Yapılan şikâyetler üzerine Lahey’deki Uluslararası Adalet Divanı, 2007 yılında aldığı bir kararla, Eski Yugoslavya Uluslararası Ceza Mahkemesinden (ICTY) gelen kanıtlar doğrultusunda Srebrenitsa ve civarında yaşananları “soykırım” olarak kabul etmiştir.
Eski Yugoslavya Uluslararası Ceza Mahkemesi (ICTY) tarafından 22 Kasım 2017 tarihinde açıklanan kararda hem Srebrenitsa ‘da yaşanan Soykırımın, hem de 1992-1995 yılları arasında başkent Saraybosna’da sivillere yönelik gerçekleştirilen saldırıların baş sorumlusunun “Bosna Kasabı” lakaplı Sırp Komutan Ratko Mladiç olduğuna karar vererek müebbet cezaya çarptırmıştır.
8 Haziran 2021’de görülen temyiz duruşmasında da Ratko Mladiç’in müebbet hapis cezası onanmıştır.
Ancak gecikmeli olarak verilen bu kararlar yaşanan soykırımın acılarını dindirmeye yetmemiştir. Sırp ve Hırvatların saldırılarına engel olmayarak 8.372 kişinin katledilmesine sebep olan Hollandalı BM Barış Gücü askerleri en az Sırplar ve Hırvatlar kadar suçlu oldukları halde mahkeme tarafından sadece 300 kişinin ölümünden sorumlu tutularak kendilerine hak ettikleri ceza verilmesinden kaçınmıştır.
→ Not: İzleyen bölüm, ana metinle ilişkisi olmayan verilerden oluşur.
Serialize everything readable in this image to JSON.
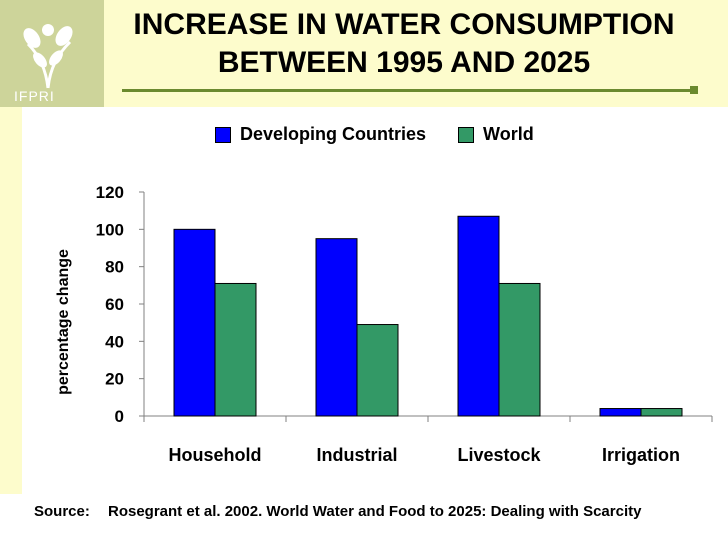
{
  "slide": {
    "title_line1": "INCREASE IN WATER CONSUMPTION",
    "title_line2": "BETWEEN 1995 AND 2025",
    "logo_text": "IFPRI",
    "source_label": "Source:",
    "source_text": "Rosegrant et al. 2002. World Water and Food to 2025: Dealing with Scarcity"
  },
  "colors": {
    "developing": "#0000ff",
    "world": "#339966",
    "header_bg": "#fdfccc",
    "logo_bg": "#cdd49a",
    "accent_rule": "#6b8a2e"
  },
  "chart_data": {
    "type": "bar",
    "title": "",
    "xlabel": "",
    "ylabel": "percentage change",
    "ylim": [
      0,
      120
    ],
    "yticks": [
      0,
      20,
      40,
      60,
      80,
      100,
      120
    ],
    "categories": [
      "Household",
      "Industrial",
      "Livestock",
      "Irrigation"
    ],
    "series": [
      {
        "name": "Developing Countries",
        "color": "#0000ff",
        "values": [
          100,
          95,
          107,
          4
        ]
      },
      {
        "name": "World",
        "color": "#339966",
        "values": [
          71,
          49,
          71,
          4
        ]
      }
    ],
    "legend": "top"
  }
}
Avrupa’da İkinci Dünya Savaşı’nın ardından yaşanan en büyük insanlık trajedisi olarak tarihe geçen Srebrenitsa soykırımı, aradan 29 yıl geçmesine rağmen şehitlerin acısı şehit yakınlarının ve vicdan sahibi insanlığın yüreklerini dağlamaya devam etmektedir.
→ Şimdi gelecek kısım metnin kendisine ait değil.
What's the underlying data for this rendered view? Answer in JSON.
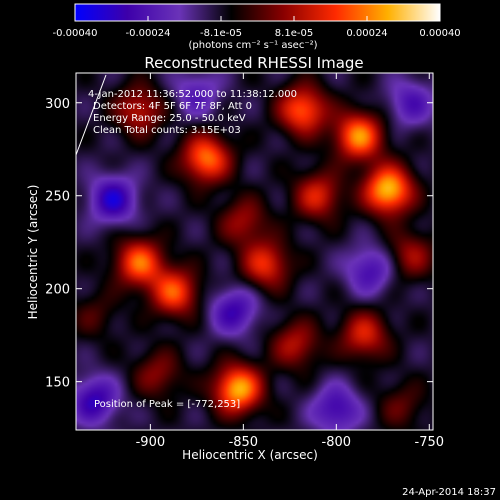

Biz Srebrenitsa soykırımını asla unutmayacağız ve unutturmayacağız. Gerek Srebrenitsa’da yapılan soykırım gerekse Saraybosna’da yaşanan insanlık dışı olaylar Avrupa’nın alnına yapışmış bir kara leke olduğunu hatırlatmaya devam edeceğiz.
Sözlerimi Srebrenitsa dramından son derece etkilenen Bilge Kral Aliya İzzetbegoviç’in şu sözleri ile tamamlıyorum. Aliya; “Savaşı yöneten bir lider olarak aldığım en acı haberler kadınlarımıza ve kızlarımıza yönelik tecavüzlerdi.” “Savaşta büyük zulme uğradınız. Zalimleri affedip affetmemekte serbestsiniz. Ne yaparsanız yapın, ama soykırımı unutmayın. Çünkü unutulan soykırım tekrarlanır.” Bilge Kral Aliya Izzetbegoviç’e, Srebrenitsa ve tüm Gazze şehitlerimize Allah’tan rahmet diliyorum. Ruhları şad mekânları cennet olsun. Yaşasın zalimler için Cehennem. 11.7.2024
Mustafa Kır
Allah Kaleminize güç versin. Allah Müslümanları ve tüm mazlumları zalimin zulmünden korusun.
Soykırım tarihi, keşke hiç olmasalar ama malesef gunumuzde de malesef benzer durumlar Filistin de yaşanmakta ve adalet geç tecelli ettirilmekte.